In such a world, I’m conscious about how much more thought has to go into how I choose to portray content that is important, whether that is about the rights of single-parent families, or feminism, or climate change policies in Singapore, or ways to improve our public health infrastructure, or what have you.


Don’t get me wrong. The last thing I want to do is to buy too much into my own hype, to put myself on a pedestal, to be a figurehead of these topics. No, my role in all of this, though existent, is marginal relative to the survivors, the victims, the academics, the frontliners, the policymakers navigating these issues. I simply want to amplify their situation, their work, and raise awareness of them.
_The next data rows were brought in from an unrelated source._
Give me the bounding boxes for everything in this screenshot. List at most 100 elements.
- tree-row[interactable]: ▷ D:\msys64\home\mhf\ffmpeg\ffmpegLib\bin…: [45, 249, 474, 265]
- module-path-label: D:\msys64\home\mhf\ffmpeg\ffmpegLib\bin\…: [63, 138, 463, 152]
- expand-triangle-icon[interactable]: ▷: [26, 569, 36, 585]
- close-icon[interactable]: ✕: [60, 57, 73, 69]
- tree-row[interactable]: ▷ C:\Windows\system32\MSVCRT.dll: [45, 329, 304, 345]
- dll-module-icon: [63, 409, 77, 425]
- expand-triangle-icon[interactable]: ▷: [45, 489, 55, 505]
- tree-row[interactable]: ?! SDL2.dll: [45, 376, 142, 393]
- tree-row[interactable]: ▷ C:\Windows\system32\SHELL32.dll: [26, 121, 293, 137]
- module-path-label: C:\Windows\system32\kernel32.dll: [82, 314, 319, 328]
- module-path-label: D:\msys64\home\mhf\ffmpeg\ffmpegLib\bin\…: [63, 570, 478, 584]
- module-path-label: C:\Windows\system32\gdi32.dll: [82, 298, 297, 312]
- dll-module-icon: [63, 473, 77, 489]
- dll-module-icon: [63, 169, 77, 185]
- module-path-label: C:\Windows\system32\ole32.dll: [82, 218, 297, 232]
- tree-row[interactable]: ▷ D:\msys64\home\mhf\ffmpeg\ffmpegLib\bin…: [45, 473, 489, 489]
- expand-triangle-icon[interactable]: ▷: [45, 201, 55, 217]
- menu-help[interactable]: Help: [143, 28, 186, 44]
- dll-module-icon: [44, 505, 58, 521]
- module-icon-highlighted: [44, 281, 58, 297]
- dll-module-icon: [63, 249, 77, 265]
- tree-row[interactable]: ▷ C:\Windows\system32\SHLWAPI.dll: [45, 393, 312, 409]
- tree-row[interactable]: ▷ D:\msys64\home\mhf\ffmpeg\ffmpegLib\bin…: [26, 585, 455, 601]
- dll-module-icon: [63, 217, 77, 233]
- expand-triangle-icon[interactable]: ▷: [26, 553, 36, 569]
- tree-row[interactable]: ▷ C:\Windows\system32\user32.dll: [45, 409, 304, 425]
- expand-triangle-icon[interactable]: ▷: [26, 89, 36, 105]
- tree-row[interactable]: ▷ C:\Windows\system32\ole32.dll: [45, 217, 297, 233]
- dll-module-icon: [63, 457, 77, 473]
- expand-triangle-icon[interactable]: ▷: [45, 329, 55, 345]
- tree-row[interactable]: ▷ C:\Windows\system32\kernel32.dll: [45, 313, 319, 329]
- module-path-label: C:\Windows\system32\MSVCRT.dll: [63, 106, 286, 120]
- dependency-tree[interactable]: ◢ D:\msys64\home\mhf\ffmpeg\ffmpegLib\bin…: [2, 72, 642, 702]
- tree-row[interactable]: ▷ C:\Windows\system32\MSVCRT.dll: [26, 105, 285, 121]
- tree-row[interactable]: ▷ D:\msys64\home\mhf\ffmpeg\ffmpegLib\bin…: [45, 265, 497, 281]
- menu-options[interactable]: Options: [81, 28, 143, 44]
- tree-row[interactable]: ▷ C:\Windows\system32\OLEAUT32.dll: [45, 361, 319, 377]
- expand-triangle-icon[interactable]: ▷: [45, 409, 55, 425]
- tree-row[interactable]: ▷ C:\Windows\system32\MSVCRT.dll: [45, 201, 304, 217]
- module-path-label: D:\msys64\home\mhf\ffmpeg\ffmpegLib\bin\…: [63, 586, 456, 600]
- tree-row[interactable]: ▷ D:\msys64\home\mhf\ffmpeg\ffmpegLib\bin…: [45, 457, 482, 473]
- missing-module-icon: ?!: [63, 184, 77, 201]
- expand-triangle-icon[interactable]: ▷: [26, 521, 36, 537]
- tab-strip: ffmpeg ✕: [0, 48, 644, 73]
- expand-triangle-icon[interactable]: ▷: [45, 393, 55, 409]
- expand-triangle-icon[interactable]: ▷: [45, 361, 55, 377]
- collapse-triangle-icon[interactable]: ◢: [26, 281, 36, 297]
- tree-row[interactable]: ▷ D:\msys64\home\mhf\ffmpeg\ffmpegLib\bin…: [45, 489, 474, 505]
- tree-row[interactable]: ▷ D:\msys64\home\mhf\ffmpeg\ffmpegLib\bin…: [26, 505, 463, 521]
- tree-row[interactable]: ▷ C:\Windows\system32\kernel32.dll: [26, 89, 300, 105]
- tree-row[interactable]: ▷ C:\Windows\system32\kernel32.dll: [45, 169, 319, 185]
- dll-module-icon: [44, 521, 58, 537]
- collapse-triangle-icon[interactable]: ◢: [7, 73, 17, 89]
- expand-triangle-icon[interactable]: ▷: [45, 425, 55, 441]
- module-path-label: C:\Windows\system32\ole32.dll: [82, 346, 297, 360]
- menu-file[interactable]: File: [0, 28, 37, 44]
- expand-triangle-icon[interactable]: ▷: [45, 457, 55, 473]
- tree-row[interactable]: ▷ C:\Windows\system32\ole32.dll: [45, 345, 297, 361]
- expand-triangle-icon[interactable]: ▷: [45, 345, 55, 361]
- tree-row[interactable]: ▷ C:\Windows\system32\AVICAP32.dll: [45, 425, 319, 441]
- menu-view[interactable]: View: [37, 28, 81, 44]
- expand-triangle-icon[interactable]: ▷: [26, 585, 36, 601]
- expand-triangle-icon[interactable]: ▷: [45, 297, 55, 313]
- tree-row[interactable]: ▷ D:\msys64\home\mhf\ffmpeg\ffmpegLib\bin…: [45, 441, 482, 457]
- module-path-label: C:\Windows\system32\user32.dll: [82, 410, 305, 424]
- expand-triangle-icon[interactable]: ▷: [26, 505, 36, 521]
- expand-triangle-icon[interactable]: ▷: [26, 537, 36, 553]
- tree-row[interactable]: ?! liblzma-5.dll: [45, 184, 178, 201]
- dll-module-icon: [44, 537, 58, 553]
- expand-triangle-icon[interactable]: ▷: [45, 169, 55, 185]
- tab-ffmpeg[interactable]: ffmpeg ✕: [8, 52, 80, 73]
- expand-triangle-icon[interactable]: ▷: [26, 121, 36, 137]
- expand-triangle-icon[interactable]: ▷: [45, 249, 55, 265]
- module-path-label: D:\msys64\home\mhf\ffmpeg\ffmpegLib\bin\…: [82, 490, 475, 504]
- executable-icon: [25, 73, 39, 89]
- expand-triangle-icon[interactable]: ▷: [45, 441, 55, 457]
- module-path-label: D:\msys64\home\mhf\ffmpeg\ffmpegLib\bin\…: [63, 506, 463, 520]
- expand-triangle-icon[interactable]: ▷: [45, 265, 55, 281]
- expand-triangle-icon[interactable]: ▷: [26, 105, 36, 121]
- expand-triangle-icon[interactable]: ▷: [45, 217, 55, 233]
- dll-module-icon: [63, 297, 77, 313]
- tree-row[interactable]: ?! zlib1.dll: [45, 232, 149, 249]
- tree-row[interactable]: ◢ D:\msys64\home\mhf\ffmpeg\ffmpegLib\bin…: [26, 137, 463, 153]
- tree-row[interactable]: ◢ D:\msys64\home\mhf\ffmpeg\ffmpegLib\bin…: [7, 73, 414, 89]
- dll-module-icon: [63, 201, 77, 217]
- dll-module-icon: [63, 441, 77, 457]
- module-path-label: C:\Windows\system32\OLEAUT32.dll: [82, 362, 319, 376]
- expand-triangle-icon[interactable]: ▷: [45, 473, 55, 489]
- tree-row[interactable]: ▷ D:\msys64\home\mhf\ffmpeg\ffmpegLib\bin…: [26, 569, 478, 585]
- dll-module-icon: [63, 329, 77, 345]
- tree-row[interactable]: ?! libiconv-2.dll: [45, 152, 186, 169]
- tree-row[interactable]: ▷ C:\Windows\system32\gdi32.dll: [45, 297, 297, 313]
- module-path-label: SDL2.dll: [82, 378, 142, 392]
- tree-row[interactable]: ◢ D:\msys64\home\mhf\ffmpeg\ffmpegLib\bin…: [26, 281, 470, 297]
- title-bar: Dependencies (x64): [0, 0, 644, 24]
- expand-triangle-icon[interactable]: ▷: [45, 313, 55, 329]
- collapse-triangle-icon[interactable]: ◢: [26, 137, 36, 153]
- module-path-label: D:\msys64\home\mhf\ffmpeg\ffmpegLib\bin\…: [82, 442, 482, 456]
Yet, I have been accused of having the wrong intentions when I share such content. Even as I write this, there is a strong urge to redirect the conversation to their work rather than to my social media patterns, even when this article is about the latter.


So, where do I go from here?


Alhamdulillah, He has given me the time, space and capacity to reflect on my social media use, and to refine my views to this point. There are many, many ways to support campaigns and movements on your social media, and I urge you to question your intentions, get to the root of your purpose, and integrate these things into your activism.


For me, this culminates into, what I hope is, a more selective, intentional and ‘platforming’ sharing, a quality over quantity kind of sharing.


What that means, though, is that most of the time these days, I’m sliding back under my covers, recharging, reading more, saying less to more people, saying more to less people, and it’s something that I’m content with — at least for now.